Sidanius mengembangkan Skala Orientasi Dominasi Sosial untuk mengukur keinginan anggota kolektif yang sama untuk mendominasi dan melampaui komunitas luar.
Metode untuk mendiagnosis hubungan interpersonal dan antarkelompok juga telah dipelajari sejak lama. Studi-studi ini sekarang sangat maju. Ini tersedia dalam buku "Psikologi hubungan antarkelompok" oleh V. S. Ageev.
Jennifer Richeson mempelajari identitas ras, ketidaksetaraan sosial, dan hubungan ras dengan fokus pada pemahaman proses psikologis di balik respons terhadap keragaman.

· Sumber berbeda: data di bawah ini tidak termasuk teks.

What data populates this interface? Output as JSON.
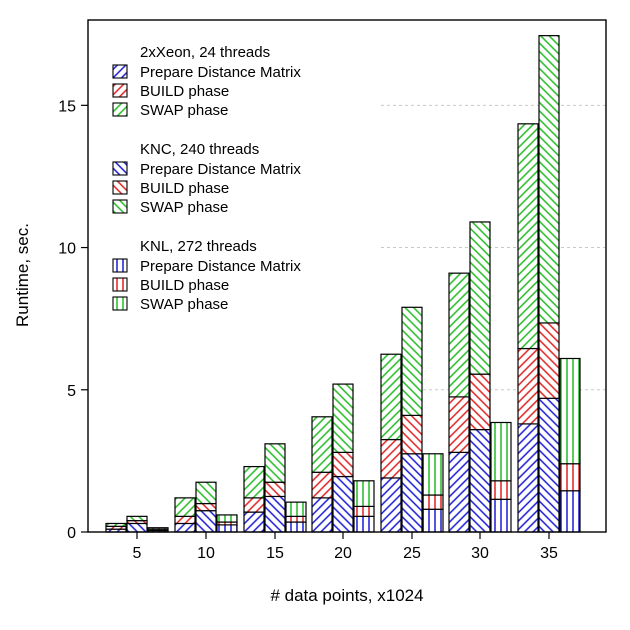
{
  "chart_data": {
    "type": "bar",
    "stacked": true,
    "grouped": true,
    "xlabel": "# data points, x1024",
    "ylabel": "Runtime, sec.",
    "ylim": [
      0,
      18
    ],
    "yticks": [
      0,
      5,
      10,
      15
    ],
    "grid": "horizontal dashed",
    "legend_position": "top-left",
    "categories": [
      "5",
      "10",
      "15",
      "20",
      "25",
      "30",
      "35"
    ],
    "components": [
      {
        "name": "Prepare Distance Matrix",
        "color": "#1a1ad6"
      },
      {
        "name": "BUILD phase",
        "color": "#e02020"
      },
      {
        "name": "SWAP phase",
        "color": "#22bb22"
      }
    ],
    "groups": [
      {
        "name": "2xXeon, 24 threads",
        "pattern": "backslash",
        "series": [
          {
            "name": "Prepare Distance Matrix",
            "values": [
              0.1,
              0.3,
              0.7,
              1.2,
              1.9,
              2.8,
              3.8
            ]
          },
          {
            "name": "BUILD phase",
            "values": [
              0.1,
              0.25,
              0.5,
              0.9,
              1.35,
              1.95,
              2.65
            ]
          },
          {
            "name": "SWAP phase",
            "values": [
              0.1,
              0.65,
              1.1,
              1.95,
              3.0,
              4.35,
              7.9
            ]
          }
        ]
      },
      {
        "name": "KNC, 240 threads",
        "pattern": "slash",
        "series": [
          {
            "name": "Prepare Distance Matrix",
            "values": [
              0.3,
              0.75,
              1.25,
              1.95,
              2.75,
              3.6,
              4.7
            ]
          },
          {
            "name": "BUILD phase",
            "values": [
              0.1,
              0.25,
              0.5,
              0.85,
              1.35,
              1.95,
              2.65
            ]
          },
          {
            "name": "SWAP phase",
            "values": [
              0.15,
              0.75,
              1.35,
              2.4,
              3.8,
              5.35,
              10.1
            ]
          }
        ]
      },
      {
        "name": "KNL, 272 threads",
        "pattern": "vertical",
        "series": [
          {
            "name": "Prepare Distance Matrix",
            "values": [
              0.05,
              0.25,
              0.35,
              0.55,
              0.8,
              1.15,
              1.45
            ]
          },
          {
            "name": "BUILD phase",
            "values": [
              0.05,
              0.1,
              0.2,
              0.35,
              0.5,
              0.65,
              0.95
            ]
          },
          {
            "name": "SWAP phase",
            "values": [
              0.05,
              0.25,
              0.5,
              0.9,
              1.45,
              2.05,
              3.7
            ]
          }
        ]
      }
    ]
  }
}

Dalam makalah tentang kesenjangan sosial, Richeson dan rekan-rekannya Michael Kraus dan Julian Rucker menemukan bahwa orang Amerika salah menilai sejauh mana kesetaraan ekonomi telah dicapai di antara "kulit putih" dan kulit hitam berpenghasilan tinggi dan rendah, mendefinisikan ulang ekonomi kesetaraan berdasarkan ras. Ini ditulis dalam buku teks apa pun tentang psikologi hubungan dan interaksi antarkelompok.